Es zeigte sich, dass die Vorhersage des pH-Wertes genauer wurde, wenn zusätzlich zur peNDF> 1,18 die FDOM und RDSI berücksichtigt wurden.

Weitere Hinweise zum pH-Wert erhoffte man sich aus den Wechselwirkungen von peNDF und der Kauaktivität. Ein Anstieg der peNDF-Aufnahme kann zu einer erhöhten Kauaktivität und einer Anhebung des pH-Wertes führen (Krause et al., 2002b; Yansari et al., 2004). Dieser Fall tritt jedoch nicht immer ein. Enthält die Ration hochfermentative Kohlenhydratquellen kann der pH-Wert trotz gesteigerter Kaurate durch eine vermehrte peNDF-Aufnahme unverändert bleiben (Kononoff et al., 2003b; Kononoff & Heinrichs, 2003a; Beauchemin &

Yang, 2005). Diese Beobachtung wird in der Literatur auf zweierlei Weise begründet: Zum einen greift das peNDF-Konzept die Unterschiede der Fermentierbarkeit von Futtermitteln nicht auf (Yang et al., 2001; Krause et al., 2002), auf der anderen Seite ist es entscheidend, auf welche Weise ein Anstieg der peNDF erreicht wird. Es besteht die Möglichkeit, die Konzentration der peNDF zu erhöhen, indem in der Ration mehr Struktur integriert wird, wodurch in der Folge der Stärkegehalt sinkt. Alternativ kann aber auch die Partikellänge der Futtermittel vergrößert werden. Wirkt sich Letzteres vor allem auf die Aufnahme der langen Faserpartikel aus, so ist bei der ersten Variante zusätzlich die Aufnahme der fermentierbaren organischen Masse betroffen (Beauchemin & Yang, 2005; Yang & Beauchemin, 2007).
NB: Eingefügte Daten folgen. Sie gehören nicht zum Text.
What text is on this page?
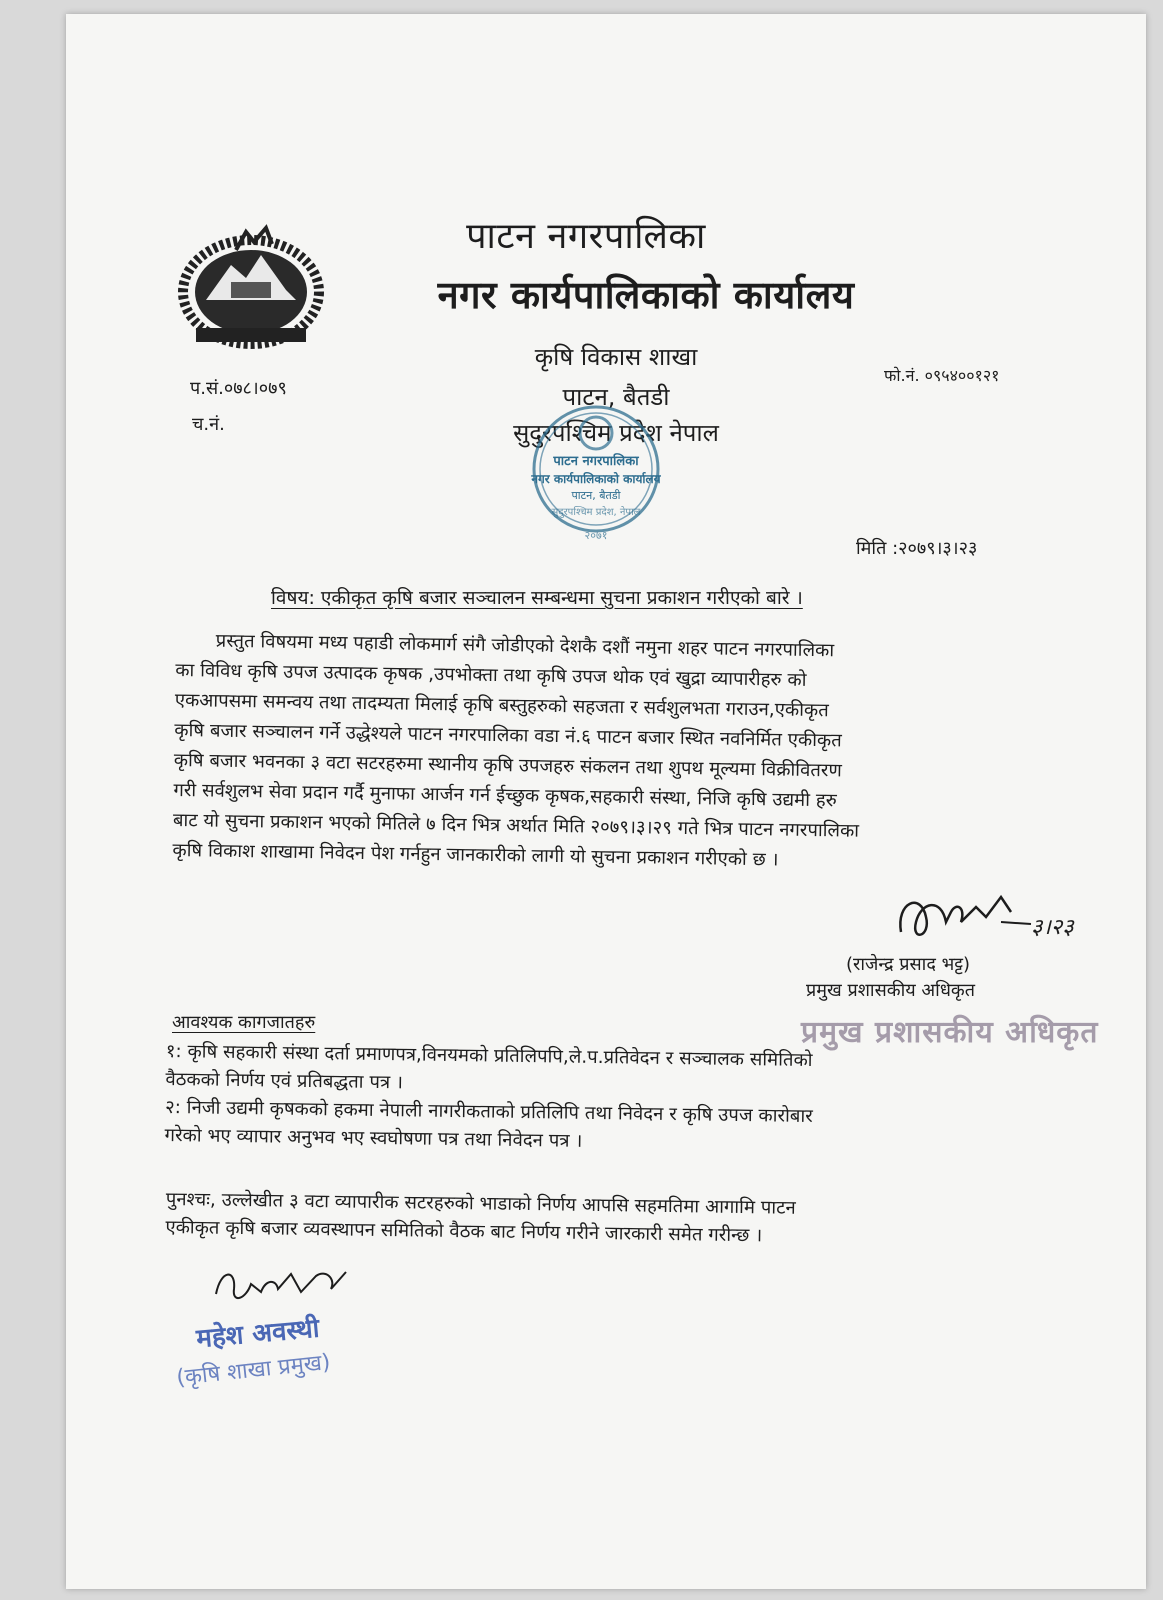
पाटन नगरपालिका
नगर कार्यपालिकाको कार्यालय
कृषि विकास शाखा
पाटन, बैतडी
सुदुरपश्चिम प्रदेश नेपाल
पाटन नगरपालिका
नगर कार्यपालिकाको कार्यालय
पाटन, बैतडी
सुदुरपश्चिम प्रदेश, नेपाल
२०७१
प.सं.०७८।०७९
च.नं.
फो.नं. ०९५४००१२१
मिति :२०७९।३।२३
विषय: एकीकृत कृषि बजार सञ्चालन सम्बन्धमा सुचना प्रकाशन गरीएको बारे ।

प्रस्तुत विषयमा मध्य पहाडी लोकमार्ग संगै जोडीएको देशकै दशौं नमुना शहर पाटन नगरपालिका

का विविध कृषि उपज उत्पादक कृषक ,उपभोक्ता तथा कृषि उपज थोक एवं खुद्रा व्यापारीहरु को

एकआपसमा समन्वय तथा तादम्यता मिलाई कृषि बस्तुहरुको सहजता र सर्वशुलभता गराउन,एकीकृत

कृषि बजार सञ्चालन गर्ने उद्धेश्यले पाटन नगरपालिका वडा नं.६ पाटन बजार स्थित नवनिर्मित एकीकृत

कृषि बजार भवनका ३ वटा सटरहरुमा स्थानीय कृषि उपजहरु संकलन तथा शुपथ मूल्यमा विक्रीवितरण

गरी सर्वशुलभ सेवा प्रदान गर्दै मुनाफा आर्जन गर्न ईच्छुक कृषक,सहकारी संस्था, निजि कृषि उद्यमी हरु

बाट यो सुचना प्रकाशन भएको मितिले ७ दिन भित्र अर्थात मिति २०७९।३।२९ गते भित्र पाटन नगरपालिका

कृषि विकाश शाखामा निवेदन पेश गर्नहुन जानकारीको लागी यो सुचना प्रकाशन गरीएको छ ।

३।२३
(राजेन्द्र प्रसाद भट्ट)
प्रमुख प्रशासकीय अधिकृत
प्रमुख प्रशासकीय अधिकृत
आवश्यक कागजातहरु

१: कृषि सहकारी संस्था दर्ता प्रमाणपत्र,विनयमको प्रतिलिपपि,ले.प.प्रतिवेदन र सञ्चालक समितिको

वैठकको निर्णय एवं प्रतिबद्धता पत्र ।

२: निजी उद्यमी कृषकको हकमा नेपाली नागरीकताको प्रतिलिपि तथा निवेदन र कृषि उपज कारोबार

गरेको भए व्यापार अनुभव भए स्वघोषणा पत्र तथा निवेदन पत्र ।

पुनश्चः, उल्लेखीत ३ वटा व्यापारीक सटरहरुको भाडाको निर्णय आपसि सहमतिमा आगामि पाटन

एकीकृत कृषि बजार व्यवस्थापन समितिको वैठक बाट निर्णय गरीने जारकारी समेत गरीन्छ ।

महेश अवस्थी
(कृषि शाखा प्रमुख)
Es herrscht eine enorme Komplexität bei den Interaktionen zwischen Futteraufnahme, Futtertyp, Konzentratquelle und der Fermentierbarkeit der verschiedenen Futtermittel. So kann beispielsweise die Stärke von Gerste und Weizen schneller als die von Mais abgebaut werden. Auch die Verarbeitung des einzelnen Futtermittels ist für die Abbaubarkeit relevant, da die Prozessmethode dazu führen kann, dass die Stärke im Futtermittel modifiziert und sich

in der Folge die Kinetik der Degradation verändert (Zebeli et al., 2010). Zu berücksichtigen sind zudem Faktoren wie die Zeit des Mischvorganges im Futtermischwagen, die Möglichkeit des Aussortierens von bestimmten Futterbestandteilen, Futterplatzverhältnis und die

Fütterungsfrequenz (Kleen & Cannizzo, 2012).

Aufgrund dieser vielfältigen Beziehungen besteht eine gewisse Unsicherheit bei der

Definierung der pH-Antwort im Pansen. Diese Faktoren zusammengenommen, machen es so schwierig, die Effekte der peNDF auf die ruminale Fermentation quantitativ zu

charakterisieren und für die Prävention von SARA zu nutzen (Zebeli et al., 2008).

Bislang existieren daher nur ungefähre Richtwerte um von der peNDF auf das Risiko einer SARA zu schließen. Demnach wird ein Absinken des pH-Wertes in den für SARA kritischen Bereich verhindert, wenn mindestens 12,5% peNDF>8 in der Trockensubstanz (TS) der Gesamtration vorhanden sind (Plaizier, 2004, Beauchemin, 2007, Rossow, 2008). Von Zebeli et al. (2008) wird ein Wert von 30 bis 33% peNDF>1,18 bzw. 18,5% peNDF>8 in der TS der Ration als optimal angegeben, um das Risiko einer SARA zu minimieren.

Festzuhalten bleibt, dass die hier aufgeführten Erkenntnisse aus experimentellen und nicht aus Feldversuchen stammen. Kleen & Cannizzo (2012) stellen in diesem Zusammenhang die Frage, ob die bislang durchgeführten Versuche tatsächlich die Situation im Feld wiedergeben.